Coefficient estimates in Table 4 indicate that the population density is higher in the cells with more urbanized neighborhoods and is lower in the cells which are far away from the transportation routes. The closer a cell is to commercial centers, the higher the population density is, but this variable has a lesser impact. All estimates in Table 4 are statistically significant (\(p\text {-value}<0.05\)).
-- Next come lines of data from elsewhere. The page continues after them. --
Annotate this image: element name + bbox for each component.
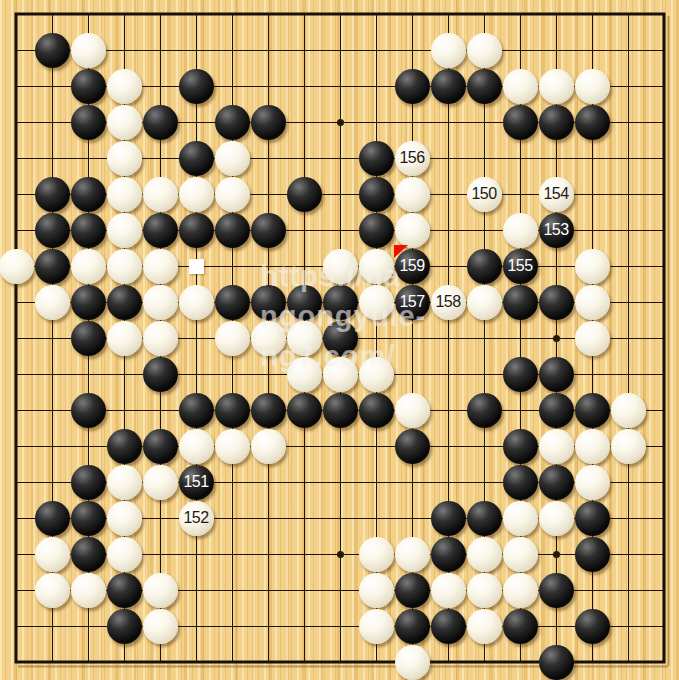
stone-white	[35, 537, 70, 572]
stone-black: 155	[503, 249, 538, 284]
stone-black	[71, 501, 106, 536]
stone-black	[395, 573, 430, 608]
stone-white: 154	[539, 177, 574, 212]
stone-black	[179, 393, 214, 428]
stone-white	[215, 177, 250, 212]
stone-white	[323, 357, 358, 392]
stone-white	[575, 285, 610, 320]
stone-black	[431, 609, 466, 644]
stone-white	[503, 537, 538, 572]
stone-black	[107, 609, 142, 644]
stone-white	[143, 609, 178, 644]
move-number-label: 157	[399, 294, 424, 310]
stone-white	[215, 429, 250, 464]
stone-black	[503, 285, 538, 320]
stone-black	[287, 393, 322, 428]
stone-black	[503, 105, 538, 140]
stone-white	[395, 393, 430, 428]
move-number-label: 152	[183, 510, 208, 526]
stone-black	[467, 249, 502, 284]
stone-black	[575, 393, 610, 428]
stone-black	[431, 69, 466, 104]
stone-white	[287, 321, 322, 356]
stone-black	[395, 609, 430, 644]
stone-black	[467, 69, 502, 104]
stone-white	[539, 501, 574, 536]
stone-black	[575, 105, 610, 140]
stone-white: 150	[467, 177, 502, 212]
stone-black	[323, 393, 358, 428]
move-number-label: 156	[399, 150, 424, 166]
stone-white	[575, 429, 610, 464]
stone-white	[251, 429, 286, 464]
stone-white	[359, 537, 394, 572]
stone-white	[359, 609, 394, 644]
stone-white	[143, 321, 178, 356]
stone-white	[0, 249, 34, 284]
stone-white	[431, 33, 466, 68]
stone-white: 156	[395, 141, 430, 176]
stone-black	[179, 141, 214, 176]
stone-white	[143, 285, 178, 320]
move-number-label: 151	[183, 474, 208, 490]
stone-black	[575, 501, 610, 536]
stone-black	[467, 501, 502, 536]
stone-white	[107, 105, 142, 140]
stone-black	[71, 177, 106, 212]
stone-white	[107, 321, 142, 356]
stone-white	[179, 177, 214, 212]
stone-white	[575, 69, 610, 104]
stone-white	[107, 213, 142, 248]
stone-black	[251, 285, 286, 320]
stone-black	[179, 213, 214, 248]
stone-black	[359, 213, 394, 248]
stone-white	[107, 465, 142, 500]
stone-black	[539, 645, 574, 680]
stone-black	[539, 573, 574, 608]
stone-white	[359, 357, 394, 392]
stone-black	[215, 105, 250, 140]
stone-white	[395, 645, 430, 680]
stone-white	[35, 285, 70, 320]
stone-black	[323, 321, 358, 356]
stone-black: 153	[539, 213, 574, 248]
stone-black: 151	[179, 465, 214, 500]
stone-black	[71, 69, 106, 104]
stone-white	[359, 249, 394, 284]
stone-black	[71, 393, 106, 428]
stone-black	[251, 105, 286, 140]
stone-black	[539, 465, 574, 500]
stone-white	[611, 393, 646, 428]
stone-black	[575, 537, 610, 572]
stone-black	[395, 69, 430, 104]
stone-black	[71, 321, 106, 356]
stone-white	[107, 141, 142, 176]
stone-black	[71, 465, 106, 500]
stone-white: 158	[431, 285, 466, 320]
stone-white	[503, 573, 538, 608]
stone-black	[539, 105, 574, 140]
stone-white	[611, 429, 646, 464]
stone-black	[107, 573, 142, 608]
stone-white	[143, 177, 178, 212]
move-number-label: 150	[471, 186, 496, 202]
go-board: 156150154153159155157158151152 https://n…	[0, 0, 679, 680]
stone-black	[179, 69, 214, 104]
stone-white	[107, 501, 142, 536]
stone-white	[503, 213, 538, 248]
stone-white	[467, 285, 502, 320]
white-square-marker	[189, 259, 204, 274]
stone-white	[467, 609, 502, 644]
stone-white	[575, 465, 610, 500]
stone-black	[215, 285, 250, 320]
stone-white	[539, 429, 574, 464]
stone-black: 157	[395, 285, 430, 320]
stone-white	[467, 573, 502, 608]
stone-white	[143, 465, 178, 500]
stone-black	[287, 285, 322, 320]
stone-white	[251, 321, 286, 356]
stone-black	[359, 141, 394, 176]
move-number-label: 153	[543, 222, 568, 238]
stone-black	[35, 249, 70, 284]
stone-black	[359, 393, 394, 428]
stone-black	[35, 501, 70, 536]
stone-white	[539, 69, 574, 104]
stone-black	[107, 429, 142, 464]
stone-black	[71, 537, 106, 572]
stone-black: 159	[395, 249, 430, 284]
stone-white	[395, 537, 430, 572]
stone-black	[539, 393, 574, 428]
stone-white	[215, 141, 250, 176]
stone-white	[107, 177, 142, 212]
stone-white	[107, 537, 142, 572]
stone-white	[575, 249, 610, 284]
stone-black	[71, 285, 106, 320]
stone-black	[431, 537, 466, 572]
stone-black	[107, 285, 142, 320]
stone-black	[539, 285, 574, 320]
stone-black	[323, 285, 358, 320]
stone-white	[179, 429, 214, 464]
stone-white	[35, 573, 70, 608]
stone-black	[431, 501, 466, 536]
stone-black	[251, 393, 286, 428]
stone-white	[107, 249, 142, 284]
stone-white: 152	[179, 501, 214, 536]
stone-white	[107, 69, 142, 104]
stone-black	[143, 429, 178, 464]
stone-black	[503, 429, 538, 464]
stone-white	[359, 285, 394, 320]
stone-white	[71, 33, 106, 68]
last-move-triangle-marker	[394, 245, 408, 258]
stone-black	[503, 357, 538, 392]
stone-black	[71, 213, 106, 248]
move-number-label: 158	[435, 294, 460, 310]
stone-black	[467, 393, 502, 428]
stone-white	[179, 285, 214, 320]
stone-white	[71, 573, 106, 608]
stone-white	[143, 573, 178, 608]
stone-white	[575, 321, 610, 356]
stone-black	[539, 357, 574, 392]
stone-black	[575, 609, 610, 644]
stone-black	[503, 609, 538, 644]
stone-black	[503, 465, 538, 500]
stone-white	[395, 213, 430, 248]
stone-black	[143, 357, 178, 392]
move-number-label: 154	[543, 186, 568, 202]
stone-black	[215, 213, 250, 248]
stone-black	[143, 213, 178, 248]
stone-white	[431, 573, 466, 608]
stone-black	[35, 177, 70, 212]
stone-white	[467, 33, 502, 68]
move-number-label: 155	[507, 258, 532, 274]
stone-white	[71, 249, 106, 284]
stone-black	[359, 177, 394, 212]
move-number-label: 159	[399, 258, 424, 274]
stone-white	[503, 501, 538, 536]
stone-black	[143, 105, 178, 140]
stone-black	[215, 393, 250, 428]
stone-white	[467, 537, 502, 572]
stone-white	[143, 249, 178, 284]
stone-white	[287, 357, 322, 392]
stone-black	[251, 213, 286, 248]
stone-black	[71, 105, 106, 140]
stone-black	[287, 177, 322, 212]
stone-white	[395, 177, 430, 212]
stone-black	[35, 213, 70, 248]
stone-black	[35, 33, 70, 68]
stone-white	[503, 69, 538, 104]
stone-white	[215, 321, 250, 356]
stone-black	[395, 429, 430, 464]
stone-white	[359, 573, 394, 608]
stone-white	[323, 249, 358, 284]
stones-layer: 156150154153159155157158151152	[0, 0, 679, 680]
The \(R^2\) coefficient suggests that about 40 % of the total variance in the population density is explained by Model 1 using Filter 2. This value almost doubles compared to the case when Filter 1 is used. Despite the fact that we cannot explain most of the variance of the population density using the collected set of socio-economic indicators inside the urban areas (and for the whole territory in general), the results obtained so far suggest, that the land use neighborhood partly captures the spatial pattern of the population distribution, which is caused by unknown drivers not included in this study.

5 Conclusion

We have showed that filtering procedures can be used to deal with a non-independence of observations in case of spatial data. Heteroscedasticity and correlation have been detected in the residuals of the standard multiple regression model in the case study of the Seville province. We have constructed special filters to isolate the territory at the borders of urban areas, where spatial correlation is not present. The obtained results have showed a more random pattern in the residuals of the regression model.

The model suggests that for the remaining part of the spatial data (after filtering), a decent part of the variance of the population density can be explained by the abundant land use types in the neighborhood of the focal cell. This finding can help obtain new insights related to the phenomenon of urban sprawl, which occurs at the fringe of urban areas outside of the city centers with high population densification.